Insiders often find their opinions carry very little weight. Even data from competitors can seem superior.
In my former job at AT&T Bell Laboratories, I was an internal consultant to AT&T. When I left the company to consult on my own, I found that the same advice I had given as an insider was suddenly given much greater consideration. The only thing that had changed was that I no longer worked for the company. I sometimes joke that the only day in my career I got smarter was the day I left AT&T. But it is no joke. Organizations can fall into a trap when they ignore their own internal voices and decision-making capabilities and rely only on outside sources.
It is natural to assume that the inputs of internal sources (insiders) receive the greatest weight. After all, they’re closest to the decision maker and are known quantities, often with long-term relationships, shared experiences and common goals. But that is not always the case. One common situation involves consultants. Organizations make heavy use of consultants, and senior management often places great weight on their advice. When the consultant’s recommendations reinforce the opinions of insiders, the consultant can give senior management the confidence it needs to proceed forcefully with the insiders’ recommendations.
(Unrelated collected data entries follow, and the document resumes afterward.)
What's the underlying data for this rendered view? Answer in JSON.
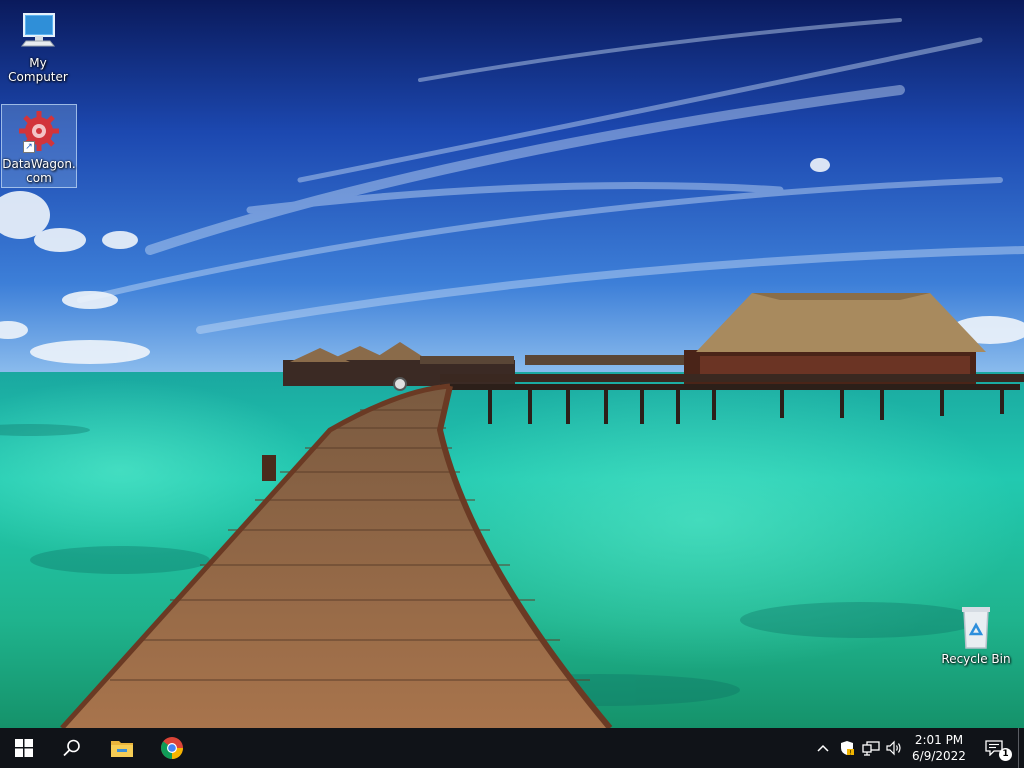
{
  "desktop": {
    "icons": [
      {
        "label": "My Computer",
        "icon": "computer-monitor-icon"
      },
      {
        "label": "DataWagon.com",
        "icon": "datawagon-gear-icon",
        "shortcut": true,
        "selected": true
      },
      {
        "label": "Recycle Bin",
        "icon": "recycle-bin-icon"
      }
    ]
  },
  "taskbar": {
    "start": "windows-start-icon",
    "search": "search-icon",
    "pinned": [
      "file-explorer-icon",
      "chrome-icon"
    ],
    "tray": {
      "chevron": "show-hidden-icons-chevron",
      "icons": [
        "security-shield-icon",
        "network-icon",
        "volume-icon"
      ],
      "time": "2:01 PM",
      "date": "6/9/2022",
      "notification_count": "1"
    }
  },
  "colors": {
    "taskbar": "#101318",
    "sky_top": "#0b1f66",
    "sky_mid": "#2a66c8",
    "water": "#2fd4b3"
  }
}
But when the consultants’ and insiders’ recommendations diverge, insiders frequently find that their opinions carry very little weight. And it is not just consultants who have this advantage. Even data derived from the competition can seem superior. Some years ago as AT&T struggled to get its costs down, the advice of seasoned internal veterans was discounted by senior leadership in favor of WorldCom Inc. figures who later proved fraudulent (Dick Martin, Tough Calls: AT&T and the Hard Lessons Learned From the Telecom War New York: Amacom, 2004).
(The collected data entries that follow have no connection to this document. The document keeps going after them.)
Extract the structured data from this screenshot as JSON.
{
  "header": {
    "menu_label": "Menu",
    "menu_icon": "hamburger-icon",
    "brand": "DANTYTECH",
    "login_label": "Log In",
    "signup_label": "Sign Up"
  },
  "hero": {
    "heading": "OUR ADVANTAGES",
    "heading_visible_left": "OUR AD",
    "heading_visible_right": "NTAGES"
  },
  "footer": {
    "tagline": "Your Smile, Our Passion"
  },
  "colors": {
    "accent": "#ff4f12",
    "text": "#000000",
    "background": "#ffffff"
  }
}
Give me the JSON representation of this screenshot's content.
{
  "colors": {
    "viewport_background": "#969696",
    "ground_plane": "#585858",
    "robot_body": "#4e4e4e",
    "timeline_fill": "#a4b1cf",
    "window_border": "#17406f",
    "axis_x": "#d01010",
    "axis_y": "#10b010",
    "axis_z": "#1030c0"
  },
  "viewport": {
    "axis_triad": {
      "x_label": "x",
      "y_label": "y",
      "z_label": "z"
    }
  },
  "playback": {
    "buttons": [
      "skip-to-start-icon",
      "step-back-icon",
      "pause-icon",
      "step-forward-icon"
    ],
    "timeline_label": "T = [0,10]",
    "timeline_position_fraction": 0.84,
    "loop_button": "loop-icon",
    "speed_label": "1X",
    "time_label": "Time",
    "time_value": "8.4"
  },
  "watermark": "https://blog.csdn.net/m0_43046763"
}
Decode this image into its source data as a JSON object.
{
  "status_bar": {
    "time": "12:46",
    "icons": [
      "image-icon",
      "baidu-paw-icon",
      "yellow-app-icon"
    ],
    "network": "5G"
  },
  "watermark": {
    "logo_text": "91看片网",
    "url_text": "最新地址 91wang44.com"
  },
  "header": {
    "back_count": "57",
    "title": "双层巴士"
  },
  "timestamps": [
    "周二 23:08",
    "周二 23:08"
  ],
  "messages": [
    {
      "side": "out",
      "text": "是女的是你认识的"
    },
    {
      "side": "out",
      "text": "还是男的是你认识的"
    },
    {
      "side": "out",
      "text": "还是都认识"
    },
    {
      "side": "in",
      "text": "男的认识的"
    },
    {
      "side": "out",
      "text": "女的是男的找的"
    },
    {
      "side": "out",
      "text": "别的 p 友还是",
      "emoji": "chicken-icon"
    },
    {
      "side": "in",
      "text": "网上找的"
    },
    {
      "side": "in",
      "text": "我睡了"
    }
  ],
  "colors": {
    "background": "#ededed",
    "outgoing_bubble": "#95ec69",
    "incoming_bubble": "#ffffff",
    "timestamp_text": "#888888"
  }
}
Given this problem, how should decision makers proceed? First, they should recognize that, consciously or not, they may subject internal sources to tougher standards. They know that insiders can be biased and that their recommendations can lead to personal gain such as promotions, larger budgets or new responsibilities. Additionally, decision makers are well aware of their own internal data quality issues. So even if insiders aren’t perceived as biased, the numbers and the recommendations based on them can be perceived as inferior.
The mistake does not lie in taking these points into account.